Why I Think My Mother Died

Why I Think My Mother Died

By Jane Masawa

A DEDICATION TO ALL WOMEN OF WILL AND STRONG CHARACTER

It’s one month shy to her first anniversary since the morning we woke up with no mother after chatting with her on phone up to about mid-night. She was in a jovial mood and was looking forward seeing my daughter the very day she suffered the heart attack. Earlier, had to call my sister to laugh at her confessions of never caning us in defense of my girl who had just gotten kichapo cha mbwa for messing around. It was really funny for my sister used to be more of a daily culprit.

I am sharing this not for sympathy but to all strong women out there who are shoulders for others but got no shoulder to lean on. Whom people run to with their problems but have no one to run to for support just by design.

We lost our brother to suicide, she acted strong and encouraged us to be strong but days after the burial when all of us were accepting the loss, she would lock herself in her room and cry the whole night.
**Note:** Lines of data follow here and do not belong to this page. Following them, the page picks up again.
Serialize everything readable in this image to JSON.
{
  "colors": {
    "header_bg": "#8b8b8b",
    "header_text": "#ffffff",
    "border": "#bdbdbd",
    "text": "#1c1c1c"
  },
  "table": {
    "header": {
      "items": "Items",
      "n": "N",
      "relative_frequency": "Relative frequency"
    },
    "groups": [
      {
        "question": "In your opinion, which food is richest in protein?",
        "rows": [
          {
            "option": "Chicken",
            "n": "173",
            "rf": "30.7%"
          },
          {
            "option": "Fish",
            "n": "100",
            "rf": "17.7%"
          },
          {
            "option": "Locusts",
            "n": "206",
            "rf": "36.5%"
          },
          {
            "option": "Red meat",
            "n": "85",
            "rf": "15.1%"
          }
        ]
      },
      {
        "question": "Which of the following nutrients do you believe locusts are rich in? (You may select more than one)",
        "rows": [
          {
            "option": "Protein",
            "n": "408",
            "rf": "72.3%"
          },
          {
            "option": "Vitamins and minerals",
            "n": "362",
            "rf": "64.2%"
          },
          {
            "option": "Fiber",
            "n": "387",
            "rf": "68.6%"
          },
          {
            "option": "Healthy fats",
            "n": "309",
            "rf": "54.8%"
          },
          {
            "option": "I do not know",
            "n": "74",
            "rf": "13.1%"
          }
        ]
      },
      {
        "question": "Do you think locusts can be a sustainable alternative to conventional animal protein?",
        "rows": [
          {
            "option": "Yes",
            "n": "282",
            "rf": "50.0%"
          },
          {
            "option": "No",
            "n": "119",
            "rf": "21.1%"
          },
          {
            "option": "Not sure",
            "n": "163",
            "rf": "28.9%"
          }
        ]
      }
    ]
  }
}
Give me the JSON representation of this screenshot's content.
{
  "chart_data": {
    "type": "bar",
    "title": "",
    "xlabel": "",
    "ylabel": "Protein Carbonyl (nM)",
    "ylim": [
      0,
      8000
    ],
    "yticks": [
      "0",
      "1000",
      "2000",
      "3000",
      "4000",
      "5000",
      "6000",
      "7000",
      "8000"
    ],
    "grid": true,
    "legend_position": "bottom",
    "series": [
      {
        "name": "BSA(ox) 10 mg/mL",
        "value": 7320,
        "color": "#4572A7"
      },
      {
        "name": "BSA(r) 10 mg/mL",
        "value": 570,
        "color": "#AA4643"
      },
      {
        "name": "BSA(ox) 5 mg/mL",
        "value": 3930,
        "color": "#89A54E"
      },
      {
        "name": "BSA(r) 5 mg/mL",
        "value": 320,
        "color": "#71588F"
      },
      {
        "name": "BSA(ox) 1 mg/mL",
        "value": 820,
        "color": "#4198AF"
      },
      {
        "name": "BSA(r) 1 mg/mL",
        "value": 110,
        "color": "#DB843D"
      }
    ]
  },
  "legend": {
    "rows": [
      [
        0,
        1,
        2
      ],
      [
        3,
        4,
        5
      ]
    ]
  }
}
She died because she never wanted to make us cry.

Three weeks before her sudden departure, we had lost our nephew to cold blood murder, everyone including my brother -in-law was waiting for her to follow up the case due to her no nonsense- ness and true to our expectations, she had subdued the school principal to produce the perpetrators and the accomplices. By the time we were laying our nephew to rest, all the perpetrators were behind bars because of her personal efforts. She was such a diamond but she never let the pain from inside for she wanted to give us the moral support. How could we even think of giving such a strong woman words of condolences and support, to us, she was our hero but deep inside her, she was dying slowly.

Immediately after dad fell into depression which culminated to stroke then kidney injuries before we realized that we were dealing with cancer. Kawaida, she appeared unshaken, always giving us hope. She gave up everything to be by dad’s bedside and walk with him when he could no longer walk. Some of us never posed to give her attention because of her strength kumbe she was slowly collapsing. Her calmness when you called or visited dad at the hospital bed was so encouraging and washed away our fears.
After her death, we realized the burden she had carried for us. The depth of her sacrifice as none of us could do more than two hours beside dad’s bed without calling for support. We were all there two two and in shifts.

In face of fatigue, stress and depression, she acted strong and able, she shared with no one and we just assumed she was okay. We bothered her with calls to check on dad but never on her own well being. She kept us updated and hopeful by her early morning calls and on that fateful Tuesday morning, I waited for her call only to realize she woke up in the cold slabs of Aga Khan hospital then it dawned on me that she was gone just like that.